Qualcosa però sembra non tornare. I reperti in questione infatti sembrano essere stati inspiegabilmente distrutti dall’Ufficio corpi di reato, presso il Tribunale di Como, prima che la Cassazione si pronunciasse in merito all’obbligatorietà o meno di eseguire un incidente probatorio volto a cristallizzare i risultati degli esami su questi elementi, trascurati nel processo. Le prove sarebbero state bruciate dal cancelliere capo in persona.

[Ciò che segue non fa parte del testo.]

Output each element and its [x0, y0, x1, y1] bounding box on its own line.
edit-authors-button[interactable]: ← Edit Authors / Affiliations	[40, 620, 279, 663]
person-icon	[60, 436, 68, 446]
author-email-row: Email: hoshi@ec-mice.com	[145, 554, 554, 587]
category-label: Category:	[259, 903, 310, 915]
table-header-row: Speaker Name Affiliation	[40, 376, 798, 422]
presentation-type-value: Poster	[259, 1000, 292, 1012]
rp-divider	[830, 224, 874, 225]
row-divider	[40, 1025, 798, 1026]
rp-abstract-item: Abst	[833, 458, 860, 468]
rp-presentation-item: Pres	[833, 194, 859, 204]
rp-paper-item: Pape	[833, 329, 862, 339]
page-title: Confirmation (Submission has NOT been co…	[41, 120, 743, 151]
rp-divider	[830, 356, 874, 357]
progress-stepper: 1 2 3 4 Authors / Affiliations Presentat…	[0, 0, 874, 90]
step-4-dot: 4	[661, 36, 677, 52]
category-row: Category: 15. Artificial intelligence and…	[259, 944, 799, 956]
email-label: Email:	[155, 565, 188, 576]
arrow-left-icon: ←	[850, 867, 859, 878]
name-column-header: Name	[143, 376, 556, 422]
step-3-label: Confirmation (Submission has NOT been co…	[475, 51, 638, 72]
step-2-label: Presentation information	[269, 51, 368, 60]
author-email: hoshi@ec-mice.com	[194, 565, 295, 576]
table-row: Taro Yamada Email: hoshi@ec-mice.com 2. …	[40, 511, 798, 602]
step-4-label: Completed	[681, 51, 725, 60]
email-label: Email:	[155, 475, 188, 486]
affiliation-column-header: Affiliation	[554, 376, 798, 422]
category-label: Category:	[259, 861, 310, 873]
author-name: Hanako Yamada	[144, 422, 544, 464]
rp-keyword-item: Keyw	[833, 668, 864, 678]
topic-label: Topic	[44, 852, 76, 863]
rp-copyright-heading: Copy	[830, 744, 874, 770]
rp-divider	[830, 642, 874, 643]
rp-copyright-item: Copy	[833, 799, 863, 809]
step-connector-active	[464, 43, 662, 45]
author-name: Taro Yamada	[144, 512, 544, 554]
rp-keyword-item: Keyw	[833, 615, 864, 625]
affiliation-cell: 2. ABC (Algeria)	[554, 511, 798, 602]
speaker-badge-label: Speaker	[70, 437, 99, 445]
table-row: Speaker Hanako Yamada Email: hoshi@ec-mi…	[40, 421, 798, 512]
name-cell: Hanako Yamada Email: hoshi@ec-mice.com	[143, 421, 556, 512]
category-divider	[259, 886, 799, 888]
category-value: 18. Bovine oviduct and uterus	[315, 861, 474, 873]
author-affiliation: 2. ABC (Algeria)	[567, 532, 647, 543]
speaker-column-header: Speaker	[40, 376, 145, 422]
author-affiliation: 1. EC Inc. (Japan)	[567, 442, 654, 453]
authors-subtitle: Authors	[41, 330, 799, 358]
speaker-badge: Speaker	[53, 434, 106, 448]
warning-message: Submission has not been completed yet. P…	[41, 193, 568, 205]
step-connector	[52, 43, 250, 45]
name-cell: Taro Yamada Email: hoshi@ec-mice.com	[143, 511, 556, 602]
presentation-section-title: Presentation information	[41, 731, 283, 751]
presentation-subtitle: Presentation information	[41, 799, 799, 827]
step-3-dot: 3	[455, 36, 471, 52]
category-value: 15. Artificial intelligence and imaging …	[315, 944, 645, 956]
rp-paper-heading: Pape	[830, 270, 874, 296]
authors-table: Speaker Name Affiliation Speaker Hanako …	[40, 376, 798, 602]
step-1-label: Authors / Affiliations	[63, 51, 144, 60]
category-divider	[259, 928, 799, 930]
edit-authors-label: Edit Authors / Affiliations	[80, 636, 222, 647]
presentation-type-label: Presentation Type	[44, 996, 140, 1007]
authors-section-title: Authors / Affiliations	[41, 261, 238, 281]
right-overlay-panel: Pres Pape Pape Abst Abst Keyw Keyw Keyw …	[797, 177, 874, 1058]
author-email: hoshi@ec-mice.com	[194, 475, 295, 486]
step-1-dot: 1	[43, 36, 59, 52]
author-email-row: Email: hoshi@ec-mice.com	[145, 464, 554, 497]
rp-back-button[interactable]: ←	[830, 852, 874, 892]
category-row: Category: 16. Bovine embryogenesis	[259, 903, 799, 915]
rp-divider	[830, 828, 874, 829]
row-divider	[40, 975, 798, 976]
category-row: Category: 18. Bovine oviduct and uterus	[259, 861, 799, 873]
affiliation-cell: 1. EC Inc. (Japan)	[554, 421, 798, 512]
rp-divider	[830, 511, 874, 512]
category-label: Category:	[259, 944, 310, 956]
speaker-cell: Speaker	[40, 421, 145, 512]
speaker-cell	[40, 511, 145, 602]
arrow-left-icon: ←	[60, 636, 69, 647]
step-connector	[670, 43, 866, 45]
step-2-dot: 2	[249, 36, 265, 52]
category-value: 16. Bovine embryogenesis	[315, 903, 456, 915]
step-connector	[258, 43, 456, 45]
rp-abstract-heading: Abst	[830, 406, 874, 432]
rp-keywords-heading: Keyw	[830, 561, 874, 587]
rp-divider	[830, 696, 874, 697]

Ciò sarebbe emerso dalle carte stesse, nelle quali si evince che il cancelliere capo si è recato presso l’inceneritore di Como ancor prima che la Suprema Corte si pronunciasse. Alle 10.30 del 12 luglio, circa dieci ore prime della sentenza della Cassazione, i reperti erano stati bruciati. Come mai il cancelliere capo ha distrutto prima del giudizio i reperti? Perché non ha atteso la sentenza? Nessuno lo aveva autorizzato. Adesso dovrà rispondere di tale atto in quanto, vista la mancata autorizzazione, ha commesso un reato penale. Stando quanto rivelato dall’avvocato Schembri a Libero, non tutti gli elementi sono andati persi, in quanto alcune prove si trovavano presso l’Università di Pavia ed il R.I.S. di Parma. Ad essere bruciati infatti sono stati esclusivamente i reperti depositati presso la cancelleria di Como.